Хозяина у неё никогда не было. О своих наклонностях она узнала в рано. Ей нравилось представлять себя униженной и покорной. В 18 она предприняла первые попытки как-то это реализовать. Обычного секса не было, он её привлекал только как финальный результат порабощения. Поначалу она встречала полное непонимание своих намёков, но однажды наткнулась на сведущего человека. От радости совершенно потеряла чувство опасности. Согласилась на всё. Сама приехала в пригород, сама нашла этот подвал, сама дала себя привязать к столу. Очевидно, его заводили крики истязуемой. Он хлестал её, а она орала. Стоп-слово не действовало. Сколько это длилось - не помнит. Он уставал. Она отключалась. Но молчание его не удовлетворяло. Он обливал её, приводил в чувство, отдыхал и начинал заново. Потом либо боль притупилась, либо она уже недостаточно громко реагировала на удары. В какой--то момент маньяк перевернул её на спину и начал хлестать спереди. Дальше провал.
В реанимации ей говорили, что кожа слазила клочьями. Месяц интенсивной терапии, шесть – реабилитации. Год – просто приходила в себя. Но сущность и голод не дают успокоиться, стала осторожно снова искать. Нашла меня.
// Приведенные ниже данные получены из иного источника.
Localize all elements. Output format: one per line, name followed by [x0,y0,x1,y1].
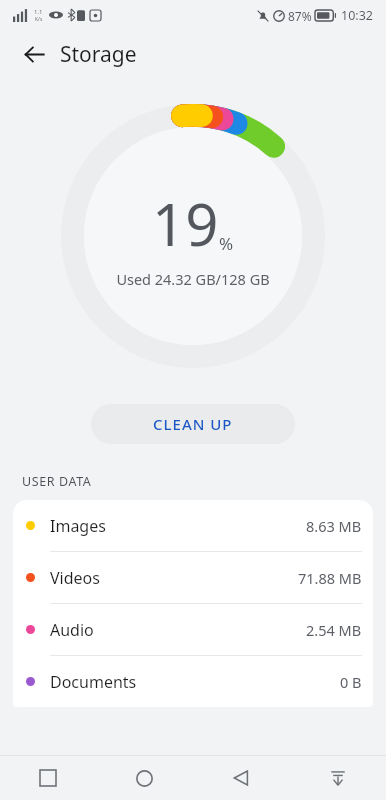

После её рассказа, она сама отменила своё первое табу. Я настоял. Она молча сняла всю свою дорогущую одежду и я её осмотрел. По всему телу у неё были небольшие, но явственные шрамы. Я насчитал больше сорока штук. Очевидно, врачи хорошо поработали над ней – она сказала, что их было не менее полутора сотен. Раздевшись, она сразу поникла, сжалась, никакой гордости не осталось и в помине. Я обнял её, она прижалась ко мне и долго беззвучно плакала.
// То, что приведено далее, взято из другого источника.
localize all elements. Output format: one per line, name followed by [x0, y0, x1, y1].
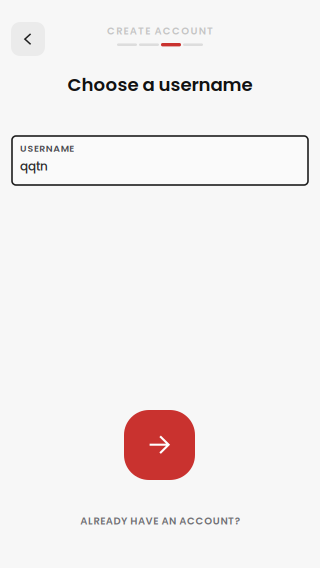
staticText: N [199, 24, 206, 38]
staticText: A [155, 24, 162, 38]
staticText: A [161, 514, 168, 528]
staticText: A [53, 142, 60, 155]
staticText: S [27, 142, 33, 155]
staticText: R [116, 24, 122, 38]
staticText: A [80, 514, 87, 528]
staticText: R [94, 514, 100, 528]
staticText: N [46, 142, 53, 155]
staticText: O [204, 514, 212, 528]
staticText: C [196, 514, 204, 528]
staticText: E [34, 142, 39, 155]
staticText: T [138, 24, 144, 38]
staticText: E [153, 514, 158, 528]
staticText: T [228, 514, 234, 528]
staticText: A [130, 24, 137, 38]
staticText: M [61, 142, 69, 155]
button[interactable]: Back [11, 22, 45, 56]
staticText: L [88, 514, 93, 528]
staticText: ? [235, 514, 240, 528]
staticText: U [213, 514, 220, 528]
staticText: U [20, 142, 27, 155]
staticText: C [187, 514, 195, 528]
staticText: C [172, 24, 180, 38]
staticText: U [190, 24, 198, 38]
staticText: E [100, 514, 105, 528]
staticText: T [207, 24, 213, 38]
staticText: N [169, 514, 176, 528]
staticText: qqtn [20, 158, 48, 175]
staticText: C [107, 24, 115, 38]
staticText: D [113, 514, 120, 528]
staticText: E [69, 142, 74, 155]
staticText: C [163, 24, 171, 38]
staticText: A [179, 514, 186, 528]
staticText: V [146, 514, 153, 528]
staticText: O [181, 24, 189, 38]
staticText: H [130, 514, 137, 528]
staticText: Y [121, 514, 127, 528]
button[interactable]: Continue [124, 410, 195, 480]
staticText: Choose a username [68, 72, 252, 97]
staticText: R [39, 142, 45, 155]
button[interactable]: A [60, 508, 260, 534]
staticText: A [138, 514, 145, 528]
staticText: N [220, 514, 228, 528]
staticText: E [124, 24, 128, 38]
staticText: E [145, 24, 150, 38]
staticText: A [106, 514, 113, 528]
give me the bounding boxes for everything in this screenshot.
Оксана – сильный человек. Один раз открывшись, она словно бросилась со скалы в море – другое сравнение не подберу. Сессии пошли ежедневно. Однажды доверившись, она уже не сомневалась в выборе. Унижения, оскорбления, принуждения – моя фантазия тоже играла. Вскоре она щеголяла по универу в моём ошейнике и гордилась этим. А после учёбы, ехала в мою хрущёвку, снимала свои мегадорогие шмотки, становилась на колени и драила тряпкой полы. Делала она это неумело, но старательно. Тёрла туалет, потом с особым наслаждением начищала мою обувь, даже кроссовки. Работу я не проверял, знал, что всё сделано отлично. Просто подзывал свою рабыню, она подбегала, я приспускал штаны и давал ей в рот. Это воспринималось правильно, как поощрение. Я садился в кресло, она стояла на коленях у меня между ног и я старался надавить ей на затылок так, чтобы она заглатывала поглубже. С членом во рту, Оксана должна была пытаться говорить что-нибудь типа: «Я Ваша собственность», или «Я принадлежу Вам». Получалось всегда плохо, иногда смешно, но смеяться я не разрешал. Было просто приятно смотреть в эти преданные глаза, в момент, когда эта девчонка пытается не подавиться моим членом. Она не вынимала его изо рта, пока не проглатывала всё до последней капли. Потом готовила мне ужин. Прислуживала за столом. Сама ела с пола из собачей миски. Надев мой ошейник она, уже не комплексовала передо мной от своего голого тела. А проходив с ним неделю, была, наконец, готова к сексу. Первый раз я решил сделать это, привязав Оксану к кровати. Предварительно мы обсудили детали, вот только она не сочла нужным сказать мне одну важную вещь. 19 лет – по нынешним меркам поздно. Она оказалась девственницей. Когда я кончил ей окровавленным членом на подтянутый живот, Оксана была уже совершенно обессилена. Измождённая и вся мокрая от пота она лишь минут через пять смогла слабо улыбнуться. Когда я отвязывал её от кровати, она пробормотала что-то типа: «Наконец-то это сделано». Она стала хорошей рабыней, внимательной, старательной и преданной.